Indian J Med Microbiol. 2017 Jul-Sep;35(3):394-401. doi: 10.4103/ijmm.IJMM_17_1.
Chlamydia trachomatis is the etiological agent for the most prevalent bacterial sexually transmitted infection in both developed and developing countries. The aim of present study was to characterize the antibody response between two groups of individuals, having either a single C. trachomatis infection and or repeated infections.
Current study consisted of two groups, one with an initial Chlamydia infection and a second with repeated infections. A titre based estimation of specific serum (IgG and IgA) levels using ELISA were performed, which further validated by western blot. In vitro neutralizing ability of each patient's serum against both homologous and heterologous strains was also determined.
Individuals infected with one of the C. trachomatis serovars D, E or K exhibited a strong systemic antibody response as characterized by ELISA and western blot.

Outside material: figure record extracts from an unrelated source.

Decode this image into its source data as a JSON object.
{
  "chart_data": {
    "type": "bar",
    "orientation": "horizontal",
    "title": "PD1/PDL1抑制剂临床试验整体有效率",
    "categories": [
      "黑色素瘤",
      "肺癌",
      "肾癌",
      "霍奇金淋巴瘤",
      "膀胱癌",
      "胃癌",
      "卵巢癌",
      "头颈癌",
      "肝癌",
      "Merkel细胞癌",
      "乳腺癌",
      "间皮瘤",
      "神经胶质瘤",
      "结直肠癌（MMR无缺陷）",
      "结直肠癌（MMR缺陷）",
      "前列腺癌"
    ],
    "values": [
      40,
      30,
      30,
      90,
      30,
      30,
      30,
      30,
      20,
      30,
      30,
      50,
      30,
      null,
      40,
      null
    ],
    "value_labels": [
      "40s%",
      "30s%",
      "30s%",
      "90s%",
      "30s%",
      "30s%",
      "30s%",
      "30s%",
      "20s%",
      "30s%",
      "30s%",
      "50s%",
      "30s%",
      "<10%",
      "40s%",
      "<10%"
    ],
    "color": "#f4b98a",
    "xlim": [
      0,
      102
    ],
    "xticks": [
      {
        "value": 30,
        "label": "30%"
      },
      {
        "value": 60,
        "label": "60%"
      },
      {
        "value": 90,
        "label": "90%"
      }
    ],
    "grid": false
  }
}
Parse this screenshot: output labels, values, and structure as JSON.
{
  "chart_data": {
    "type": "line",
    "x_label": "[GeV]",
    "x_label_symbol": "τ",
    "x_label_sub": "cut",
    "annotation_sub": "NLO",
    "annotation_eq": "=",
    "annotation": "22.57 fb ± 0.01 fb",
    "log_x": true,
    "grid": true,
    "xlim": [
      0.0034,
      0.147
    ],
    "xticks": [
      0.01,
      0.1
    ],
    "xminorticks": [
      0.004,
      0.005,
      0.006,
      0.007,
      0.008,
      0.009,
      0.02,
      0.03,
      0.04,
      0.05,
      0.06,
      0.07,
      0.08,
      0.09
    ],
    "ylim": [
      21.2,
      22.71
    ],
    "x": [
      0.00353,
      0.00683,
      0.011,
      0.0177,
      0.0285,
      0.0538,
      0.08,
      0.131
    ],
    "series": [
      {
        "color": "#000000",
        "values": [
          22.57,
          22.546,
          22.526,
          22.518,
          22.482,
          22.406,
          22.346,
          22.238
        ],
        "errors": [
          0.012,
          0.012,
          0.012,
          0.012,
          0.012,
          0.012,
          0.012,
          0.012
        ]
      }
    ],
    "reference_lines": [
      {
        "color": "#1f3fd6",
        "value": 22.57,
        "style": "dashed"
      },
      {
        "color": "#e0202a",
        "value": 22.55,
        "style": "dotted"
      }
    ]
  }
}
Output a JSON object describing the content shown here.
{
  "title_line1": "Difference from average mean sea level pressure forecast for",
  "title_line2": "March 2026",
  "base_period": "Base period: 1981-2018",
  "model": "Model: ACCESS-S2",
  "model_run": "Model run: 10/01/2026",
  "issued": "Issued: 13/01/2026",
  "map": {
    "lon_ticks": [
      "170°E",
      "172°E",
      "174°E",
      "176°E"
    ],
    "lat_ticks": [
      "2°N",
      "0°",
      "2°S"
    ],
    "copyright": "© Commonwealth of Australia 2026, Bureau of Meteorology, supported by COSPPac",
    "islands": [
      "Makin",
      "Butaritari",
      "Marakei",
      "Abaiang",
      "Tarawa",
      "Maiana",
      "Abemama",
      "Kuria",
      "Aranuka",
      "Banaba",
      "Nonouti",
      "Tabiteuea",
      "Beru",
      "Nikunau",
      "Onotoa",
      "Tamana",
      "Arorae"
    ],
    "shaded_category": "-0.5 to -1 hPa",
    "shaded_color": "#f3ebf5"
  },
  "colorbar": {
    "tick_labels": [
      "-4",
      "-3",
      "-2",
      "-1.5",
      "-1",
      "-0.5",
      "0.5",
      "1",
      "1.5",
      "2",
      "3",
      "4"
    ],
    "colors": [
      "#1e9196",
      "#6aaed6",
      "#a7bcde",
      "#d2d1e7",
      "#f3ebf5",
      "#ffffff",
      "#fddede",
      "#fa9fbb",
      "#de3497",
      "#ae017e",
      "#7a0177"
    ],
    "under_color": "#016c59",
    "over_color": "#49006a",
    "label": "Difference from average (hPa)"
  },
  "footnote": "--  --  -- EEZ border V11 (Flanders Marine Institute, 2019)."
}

These individuals may have developed at least some level of protection as they only represented single infection. By comparison, individuals infected with serovar D, E or F that exhibited low systemic antibody response often presented repeated C. trachomatis infections, suggesting an association with poor immune response. An in vitro neutralizing level of 60-90% was observed in the human sera against homologous serovar D and two heterologous C. trachomatis serovars E and K, compared to <40% against heterologous serovars F.
Individuals infected with serovars D and K showed a potential association between circulating antibody response and re-infection risk. While the patients infected with serovars E showed a disconnection between systemic antibody response and re-infection risk.
沙眼衣原体是发达国家和发展中国家最常见的细菌性性传播感染的病原体。本研究的目的是描述两组个体之间的抗体反应特征,这两组个体分别患有单一沙眼衣原体感染或反复感染。
本研究包括两组,一组为初次感染沙眼衣原体,另一组为反复感染。使用酶联免疫吸附测定法(ELISA)对特异性血清(IgG和IgA)水平进行基于滴度的估计,并通过蛋白质印迹法进一步验证。还测定了每位患者血清对同源和异源菌株的体外中和能力。
感染沙眼衣原体血清型D、E或K之一的个体表现出强烈的全身抗体反应,这通过ELISA和蛋白质印迹法得以表征。这些个体可能至少产生了一定程度的保护,因为他们仅表现为单一感染。相比之下,感染血清型D、E或F且全身抗体反应较低的个体经常出现沙眼衣原体反复感染,这表明与免疫反应不佳有关。在人血清中观察到针对同源血清型D以及两种异源沙眼衣原体血清型E和K的体外中和水平为60 - 90%,而针对异源血清型F的中和水平则小于40%。
感染血清型D和K的个体显示出循环抗体反应与再感染风险之间存在潜在关联。而感染血清型E的患者则显示出全身抗体反应与再感染风险之间没有关联。